The next goal was to represent the number of fatalities in each wreck by the size of the point. The NHTSA dataset also contains an interesting data point for the number of drunk drivers involved, which we’ll use for the color of the point. It appears that one wreck in Pulaski County involved 3 drunk drivers and killed several people.

# Add points (one per fatality):
geom_point(data=ark_accidents, aes(x=LONGITUD, y=LATITUDE, color=DRUNK_DR, size=FATALS), alpha=0.35) +
scale_color_gradient2(name="Number of\nDrunk Drivers\nInvolved", midpoint=mid, low="lightgoldenrod4", mid="firebrick1", high="blue3", na.value="yellow") +
scale_size(name="Number of \nFatalities", range=c(3,8)) +

Finally, we’ll use Mr.

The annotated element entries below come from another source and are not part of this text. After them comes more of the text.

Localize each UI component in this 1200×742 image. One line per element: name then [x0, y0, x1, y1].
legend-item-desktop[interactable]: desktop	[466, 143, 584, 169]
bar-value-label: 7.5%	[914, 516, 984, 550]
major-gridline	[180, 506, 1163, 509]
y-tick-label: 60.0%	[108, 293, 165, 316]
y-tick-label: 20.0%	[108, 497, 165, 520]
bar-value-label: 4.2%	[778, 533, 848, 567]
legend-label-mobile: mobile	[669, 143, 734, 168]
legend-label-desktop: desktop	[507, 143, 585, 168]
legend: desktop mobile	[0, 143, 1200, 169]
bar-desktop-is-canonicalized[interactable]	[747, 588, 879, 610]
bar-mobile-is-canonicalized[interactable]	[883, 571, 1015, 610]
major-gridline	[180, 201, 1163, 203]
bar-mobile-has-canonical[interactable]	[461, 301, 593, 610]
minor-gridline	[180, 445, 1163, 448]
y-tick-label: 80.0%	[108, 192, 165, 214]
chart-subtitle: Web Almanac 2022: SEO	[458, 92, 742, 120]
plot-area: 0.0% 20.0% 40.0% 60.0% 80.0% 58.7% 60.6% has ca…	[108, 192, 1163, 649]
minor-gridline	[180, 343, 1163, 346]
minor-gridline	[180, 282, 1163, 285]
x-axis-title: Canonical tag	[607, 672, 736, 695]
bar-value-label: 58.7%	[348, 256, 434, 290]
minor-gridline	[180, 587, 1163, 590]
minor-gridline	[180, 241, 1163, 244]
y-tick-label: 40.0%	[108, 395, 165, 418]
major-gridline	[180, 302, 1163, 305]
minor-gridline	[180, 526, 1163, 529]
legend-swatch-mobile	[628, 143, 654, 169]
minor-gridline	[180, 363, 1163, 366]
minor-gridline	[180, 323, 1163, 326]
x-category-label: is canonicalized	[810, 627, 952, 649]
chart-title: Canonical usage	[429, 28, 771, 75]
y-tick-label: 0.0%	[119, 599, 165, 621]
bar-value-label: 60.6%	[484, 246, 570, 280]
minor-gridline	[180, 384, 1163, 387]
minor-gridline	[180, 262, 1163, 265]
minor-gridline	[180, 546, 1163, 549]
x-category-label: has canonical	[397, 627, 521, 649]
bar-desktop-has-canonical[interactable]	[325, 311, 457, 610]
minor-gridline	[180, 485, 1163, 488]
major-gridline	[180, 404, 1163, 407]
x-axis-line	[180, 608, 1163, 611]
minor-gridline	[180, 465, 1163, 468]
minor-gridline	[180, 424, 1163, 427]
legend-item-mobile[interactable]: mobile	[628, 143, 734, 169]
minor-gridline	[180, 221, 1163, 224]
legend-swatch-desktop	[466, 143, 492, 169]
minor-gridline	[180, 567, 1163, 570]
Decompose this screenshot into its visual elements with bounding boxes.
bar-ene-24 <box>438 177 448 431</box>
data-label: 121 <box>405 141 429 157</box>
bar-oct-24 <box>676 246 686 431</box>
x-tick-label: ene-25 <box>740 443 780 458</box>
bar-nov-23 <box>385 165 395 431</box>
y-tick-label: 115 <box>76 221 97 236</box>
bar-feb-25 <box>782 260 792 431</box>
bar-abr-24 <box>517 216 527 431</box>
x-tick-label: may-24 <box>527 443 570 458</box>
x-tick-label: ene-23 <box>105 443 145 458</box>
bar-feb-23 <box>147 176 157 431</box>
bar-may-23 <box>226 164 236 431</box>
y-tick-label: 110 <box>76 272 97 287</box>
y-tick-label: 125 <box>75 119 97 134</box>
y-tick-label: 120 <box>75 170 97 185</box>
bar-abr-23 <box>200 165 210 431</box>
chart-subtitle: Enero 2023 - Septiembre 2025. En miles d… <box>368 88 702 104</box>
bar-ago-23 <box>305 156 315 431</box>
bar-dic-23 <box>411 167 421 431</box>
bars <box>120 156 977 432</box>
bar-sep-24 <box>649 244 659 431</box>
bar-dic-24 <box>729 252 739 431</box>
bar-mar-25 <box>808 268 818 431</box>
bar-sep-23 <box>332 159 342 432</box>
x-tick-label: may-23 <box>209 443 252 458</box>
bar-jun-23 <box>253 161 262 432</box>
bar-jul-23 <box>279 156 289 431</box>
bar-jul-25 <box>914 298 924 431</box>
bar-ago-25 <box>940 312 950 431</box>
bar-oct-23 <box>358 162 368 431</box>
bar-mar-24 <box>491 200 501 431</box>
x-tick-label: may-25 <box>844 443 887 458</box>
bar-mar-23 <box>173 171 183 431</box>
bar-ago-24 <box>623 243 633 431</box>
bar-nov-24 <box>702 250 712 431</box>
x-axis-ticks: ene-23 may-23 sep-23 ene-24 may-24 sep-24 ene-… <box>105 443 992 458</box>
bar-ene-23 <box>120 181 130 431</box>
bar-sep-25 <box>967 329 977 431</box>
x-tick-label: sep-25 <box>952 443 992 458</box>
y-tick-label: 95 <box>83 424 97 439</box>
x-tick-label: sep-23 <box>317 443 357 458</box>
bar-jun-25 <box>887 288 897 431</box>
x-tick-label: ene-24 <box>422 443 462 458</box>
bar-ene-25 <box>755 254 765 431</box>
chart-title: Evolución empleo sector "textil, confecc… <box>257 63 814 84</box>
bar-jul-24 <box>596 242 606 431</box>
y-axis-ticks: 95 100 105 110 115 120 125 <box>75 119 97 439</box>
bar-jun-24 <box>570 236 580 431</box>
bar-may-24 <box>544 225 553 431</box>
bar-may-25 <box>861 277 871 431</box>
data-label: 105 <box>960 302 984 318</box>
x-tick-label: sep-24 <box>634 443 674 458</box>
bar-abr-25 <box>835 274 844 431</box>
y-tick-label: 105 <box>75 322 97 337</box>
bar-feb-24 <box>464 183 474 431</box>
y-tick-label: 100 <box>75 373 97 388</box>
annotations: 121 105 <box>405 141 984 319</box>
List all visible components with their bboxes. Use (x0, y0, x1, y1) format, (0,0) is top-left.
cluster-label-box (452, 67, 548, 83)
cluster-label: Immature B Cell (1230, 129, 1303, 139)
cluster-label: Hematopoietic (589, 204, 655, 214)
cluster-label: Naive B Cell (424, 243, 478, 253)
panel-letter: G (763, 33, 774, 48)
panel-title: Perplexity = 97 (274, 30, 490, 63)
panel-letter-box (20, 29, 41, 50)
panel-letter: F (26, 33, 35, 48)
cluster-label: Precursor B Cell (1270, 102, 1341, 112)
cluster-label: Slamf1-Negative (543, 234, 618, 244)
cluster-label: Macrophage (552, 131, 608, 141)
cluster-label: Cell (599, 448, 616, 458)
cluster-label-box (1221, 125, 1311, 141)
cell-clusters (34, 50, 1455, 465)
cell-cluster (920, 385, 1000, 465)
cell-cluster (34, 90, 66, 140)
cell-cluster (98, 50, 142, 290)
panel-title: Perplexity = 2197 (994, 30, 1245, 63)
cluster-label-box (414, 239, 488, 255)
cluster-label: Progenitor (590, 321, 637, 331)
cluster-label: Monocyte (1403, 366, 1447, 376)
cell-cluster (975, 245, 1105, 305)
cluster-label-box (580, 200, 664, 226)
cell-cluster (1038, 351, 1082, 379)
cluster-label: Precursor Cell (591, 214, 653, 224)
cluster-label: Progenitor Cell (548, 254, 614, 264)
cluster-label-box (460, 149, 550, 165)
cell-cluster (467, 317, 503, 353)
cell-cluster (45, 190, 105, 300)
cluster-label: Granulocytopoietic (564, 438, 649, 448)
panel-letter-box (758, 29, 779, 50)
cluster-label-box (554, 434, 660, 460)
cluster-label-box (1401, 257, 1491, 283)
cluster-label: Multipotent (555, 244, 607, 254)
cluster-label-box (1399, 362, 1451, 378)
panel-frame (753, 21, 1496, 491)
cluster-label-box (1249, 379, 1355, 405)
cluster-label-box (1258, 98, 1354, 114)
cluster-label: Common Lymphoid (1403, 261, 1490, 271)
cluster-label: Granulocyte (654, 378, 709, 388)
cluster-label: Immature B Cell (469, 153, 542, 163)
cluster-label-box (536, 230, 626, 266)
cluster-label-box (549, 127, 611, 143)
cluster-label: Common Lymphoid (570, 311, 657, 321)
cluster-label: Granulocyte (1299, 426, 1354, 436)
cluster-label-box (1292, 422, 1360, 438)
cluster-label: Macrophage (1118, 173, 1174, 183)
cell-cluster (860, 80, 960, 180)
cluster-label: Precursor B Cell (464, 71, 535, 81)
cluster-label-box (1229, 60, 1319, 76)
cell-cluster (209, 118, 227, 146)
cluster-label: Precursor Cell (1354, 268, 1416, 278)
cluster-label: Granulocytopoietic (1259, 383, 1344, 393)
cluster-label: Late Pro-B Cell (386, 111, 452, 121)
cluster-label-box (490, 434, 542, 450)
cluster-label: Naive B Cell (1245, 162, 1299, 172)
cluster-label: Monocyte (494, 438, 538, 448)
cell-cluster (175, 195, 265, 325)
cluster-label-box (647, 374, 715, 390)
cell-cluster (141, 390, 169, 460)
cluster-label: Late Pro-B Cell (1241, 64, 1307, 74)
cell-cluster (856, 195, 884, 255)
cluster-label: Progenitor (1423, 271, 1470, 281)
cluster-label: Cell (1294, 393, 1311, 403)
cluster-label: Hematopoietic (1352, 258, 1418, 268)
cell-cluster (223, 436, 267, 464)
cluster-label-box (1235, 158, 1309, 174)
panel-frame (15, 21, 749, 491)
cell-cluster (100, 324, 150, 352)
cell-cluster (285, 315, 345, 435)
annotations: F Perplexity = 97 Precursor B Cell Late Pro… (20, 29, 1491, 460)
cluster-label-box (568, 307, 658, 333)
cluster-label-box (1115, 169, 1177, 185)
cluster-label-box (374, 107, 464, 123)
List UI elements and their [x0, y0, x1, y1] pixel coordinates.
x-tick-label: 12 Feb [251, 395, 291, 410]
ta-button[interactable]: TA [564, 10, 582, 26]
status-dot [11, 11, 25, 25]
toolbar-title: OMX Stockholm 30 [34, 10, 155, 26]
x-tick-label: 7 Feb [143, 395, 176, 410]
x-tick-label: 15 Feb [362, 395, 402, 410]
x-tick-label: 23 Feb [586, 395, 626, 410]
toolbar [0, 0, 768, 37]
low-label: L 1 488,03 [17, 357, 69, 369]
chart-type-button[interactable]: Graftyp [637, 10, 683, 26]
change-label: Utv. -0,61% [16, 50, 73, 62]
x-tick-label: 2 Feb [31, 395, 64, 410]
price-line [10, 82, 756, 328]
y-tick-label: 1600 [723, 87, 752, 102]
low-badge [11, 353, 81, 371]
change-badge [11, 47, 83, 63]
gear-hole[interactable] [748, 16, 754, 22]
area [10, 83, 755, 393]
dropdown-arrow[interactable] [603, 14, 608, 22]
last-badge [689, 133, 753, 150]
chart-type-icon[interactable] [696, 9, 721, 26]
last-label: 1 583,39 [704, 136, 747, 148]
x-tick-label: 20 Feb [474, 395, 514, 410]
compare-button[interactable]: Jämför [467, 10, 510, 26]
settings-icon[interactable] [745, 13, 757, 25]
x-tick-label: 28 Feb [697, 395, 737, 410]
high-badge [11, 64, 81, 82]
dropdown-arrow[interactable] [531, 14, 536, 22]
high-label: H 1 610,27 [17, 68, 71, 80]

Puente’s other adjustments for cleaning up the map, and then plot it.

#Adjust the map projection
coord_map("albers",lat0=39, lat1=45) +

#Add a title:
ggtitle("Arkansas Traffic Fatalities in 2015") +

#Adjust the theme:
theme_classic() +
theme(panel.border = element_blank(),
axis.text = element_blank(),
line = element_blank(),
axis.title = element_blank(),
plot.title = element_text(size=40, face="bold"))
map

The result is a detailed graphic that shows in a glance that 21 of 75 counties had no drunk driving fatalities in 2015. If you know anything about Arkansas highways, you can definitely see the outlines of US-70, I-30, I-40 west of Little Rock, and I-49 from Ft. Smith to Fayetteville. 

2015 Arkansas traffic fatalities. Graphic ©2016 Nathan Chaney.
2015 Arkansas traffic fatalities. Graphic ©2016 Nathan Chaney.

What do you take away from this visualization?